The Witcher 3: Wild Hunt: Trying out the paddles
For my return to the Northern Kingdoms I pop the paddles back in and gradually get acclimated to their placement, which is comfortably under the ring and middle fingers. My understanding is that the paddles can only be assigned to replace buttons/functions already found on the standard controller layout, but that needs further testing once I’ve got access to the controller’s app. But in terms of practical uses I can see players using the paddles for reloading without any downtime on the thumbsticks or triggers.
Not that I particularly need that while playing as bath-loving travelling cutlery salesman Geralt of Rivia. I do note that the Elite is weighty in hand, but not onerously so, and feels evenly-balanced in a way that, for me, the Steam Controller doesn’t. The underside of the Elite’s handles uses diamond-patterned rubberised grips that feel great, and stayed comfortable throughout my witching. In fact everything about the controller feels well-engineered and carefully considered. As it should at this price. But the real question is can it indie?
Spelunky: Vetting the D-Pads
Last up is 2013’s GOTY, which has a simple control scheme but demands total precision. Spelunky’s ever-changing underground hellscape is the perfect place to put the Elite’s newfangled D-Pad through its paces. The default D-Pad looks like an inverted bottle cap that has been subdivided into nine angled planes. Your thumb sits comfortably in the centre, and the planes provide enough feedback that you never get lost on the way to, say, up-left. It felt fine earlier when I was switching weapons on the fly in MGS 5, and also feels perfectly acceptable making pixel-perfect jumps here.
Nonetheless, I decide to switch it out for the more traditional cross-shaped D-pad. It feels slightly more precise, and therefore better suited for this sort of stuff. Both D-Pads are made of metal and, as with the paddles, are held in place by magnets. I worry slightly that they may loosen over time, but even aggressively whacking my thumb into the edges of them fails to displace either D-Pad because the housing is such a snug fit. Likewise, the stems of the thumbsticks are also made of metal and clack solidly against their housings as you move around.

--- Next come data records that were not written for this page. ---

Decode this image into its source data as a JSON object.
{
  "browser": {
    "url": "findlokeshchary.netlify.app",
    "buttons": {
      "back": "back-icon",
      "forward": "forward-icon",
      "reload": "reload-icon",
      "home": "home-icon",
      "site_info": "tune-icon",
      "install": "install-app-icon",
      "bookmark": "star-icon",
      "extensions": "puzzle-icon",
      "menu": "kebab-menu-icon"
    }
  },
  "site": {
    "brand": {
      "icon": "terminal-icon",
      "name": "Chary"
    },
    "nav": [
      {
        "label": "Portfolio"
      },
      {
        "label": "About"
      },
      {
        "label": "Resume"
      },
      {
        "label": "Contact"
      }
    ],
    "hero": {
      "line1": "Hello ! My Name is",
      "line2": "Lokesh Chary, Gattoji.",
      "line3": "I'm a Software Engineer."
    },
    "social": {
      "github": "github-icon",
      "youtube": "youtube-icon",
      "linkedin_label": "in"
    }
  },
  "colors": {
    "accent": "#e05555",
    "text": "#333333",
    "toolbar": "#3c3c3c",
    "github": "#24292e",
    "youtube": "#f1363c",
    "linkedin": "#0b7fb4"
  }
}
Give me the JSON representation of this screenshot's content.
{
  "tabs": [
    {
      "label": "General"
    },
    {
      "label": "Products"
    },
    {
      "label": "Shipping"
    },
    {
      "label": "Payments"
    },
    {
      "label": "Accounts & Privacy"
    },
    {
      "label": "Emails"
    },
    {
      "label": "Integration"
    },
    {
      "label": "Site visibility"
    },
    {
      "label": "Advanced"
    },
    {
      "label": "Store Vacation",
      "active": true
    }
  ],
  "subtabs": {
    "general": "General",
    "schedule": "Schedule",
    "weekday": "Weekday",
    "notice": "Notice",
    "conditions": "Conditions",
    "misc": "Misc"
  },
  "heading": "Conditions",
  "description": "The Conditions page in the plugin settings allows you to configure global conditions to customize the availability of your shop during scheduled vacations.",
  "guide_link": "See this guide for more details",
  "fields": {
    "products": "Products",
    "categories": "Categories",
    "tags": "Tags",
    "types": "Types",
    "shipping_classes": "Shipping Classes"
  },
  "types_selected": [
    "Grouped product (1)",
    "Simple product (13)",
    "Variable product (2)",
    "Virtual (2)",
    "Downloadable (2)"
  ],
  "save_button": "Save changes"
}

Not unpleasantly so as far as I was concerned, but it’s likely to be a matter of taste.
After a day with the Elite I feel roughly the same about it as I did when I first tried it at E3. It’s an indulgence for players who get a kick out of knowing they’re using a premium product. Unless you’re operating at the very top of the competitive scene, and playing a game that doesn’t favour mouse and keyboard, (so pretty much only Rocket League), I don’t think it’s going to make you a better player.
However, it’s a beautifully designed piece of kit, and as a person with no real financial commitments beyond a greedy French bulldog I could justify treating myself to an Elite pretty easily. I’ll update this piece after spending some time with the app, which will let Elite owners create innumerable profiles and then assign two at a time to the controller to toggle between. But even without that element, I’m convinced that the Elite is going to appeal strongly to the kind of PC gamer who has to have the best of every component. Question is: is that you?